4b) Dies hält sachlich-rechtlicher Überprüfung nicht stand. Rechtsfehlerfrei hat die Strafkammer zwar die Strafe dem – nach § 49 Abs. 1 Nr. 2 Satz 1, Nr. 3, § 27 Abs. 2 StGB gemilderten – Strafrahmen des § 29a Abs. 1 BtMG entnommen. Nicht beachtet hat sie aber, dass die Festsetzung einer Freiheitsstrafe unter sechs Monaten aus generalpräventiven Gründen regelmäßig nur Bestand haben kann, wenn sie sich aufgrund einer Gesamtwürdigung aller die Tat und den Täter kennzeichnenden Umstände als unerlässlich erweist (§ 47 Abs. 1 StGB) und dies in den Urteilsgründen dargestellt wird ( Rn. 7 mwN).
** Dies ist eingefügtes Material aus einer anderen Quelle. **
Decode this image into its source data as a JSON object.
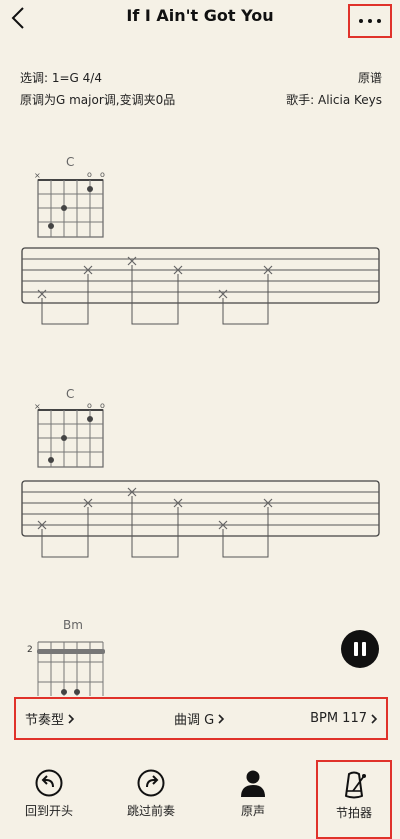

5Eine solche Gesamtwürdigung der besonderen Umstände in der Persönlichkeit der Angeklagten und der ihr zur Last gelegten konkreten Tat belegen die Urteilsgründe entgegen § 267 Abs. 3 Satz 2 Halbsatz 2 StPO – auch aus ihrem Gesamtzusammenhang (vgl. Rn. 4) – nicht. Unter lediglich pauschaler „nochmaliger Berücksichtigung der für die Angeklagte sprechenden Umstände unter Vornahme einer Gesamtwürdigung“ (UA S. 67) hat die Strafkammer maßgeblich auf die Mitwirkung der Angeklagten an Handlungen jenseits des einzigen sie betreffenden Anklagevorwurfs abgestellt, nämlich an den Bemühungen des Mitangeklagten B. , die von ihm begangenen Geldfälschungsdelikte zu verbergen und deren Aufklärung zu erschweren, sowie an den weiteren Betäubungsmittelbeschaffungsfahrten des Mitangeklagten vom 12. März, 22. März, 20. April und . Dies lässt besorgen, die Strafkammer habe aus dem Blick verloren, dass auch im Anwendungsbereich des § 47 Abs. 2 Satz 1, Abs. 1 StGB die Strafe einen gerechten Schuldausgleich für das begangene Tatunrecht nach Maßgabe der Schwere der Tat und des Grads der persönlichen Schuld des Täters darstellen muss (vgl. BGH, Beschlüsse vom – 2 StR 626/13, BGHR StGB § 46 Abs. 2 Zumessungsfehler 4 Rn. 6 [zu § 29 Abs. 5 BtMG] und vom – 2 StR 500/86 Rn. 17). Danach hätten insbesondere die bisherige Unbestraftheit der Angeklagten, das Gewicht ihrer Tathandlung sowie die Überschreitung der Grenze zur nicht geringen Menge des Wirkstoffgehalts THC (allein) um das 1,6-fache eine vertiefte Erörterung nahegelegt, weshalb eine Geldstrafe (§ 47 Abs. 2 Satz 1 Halbsatz 1 StGB) das Vertrauen der Bevölkerung in die Unverbrüchlichkeit des Rechts ernsthaft beeinträchtigen würde.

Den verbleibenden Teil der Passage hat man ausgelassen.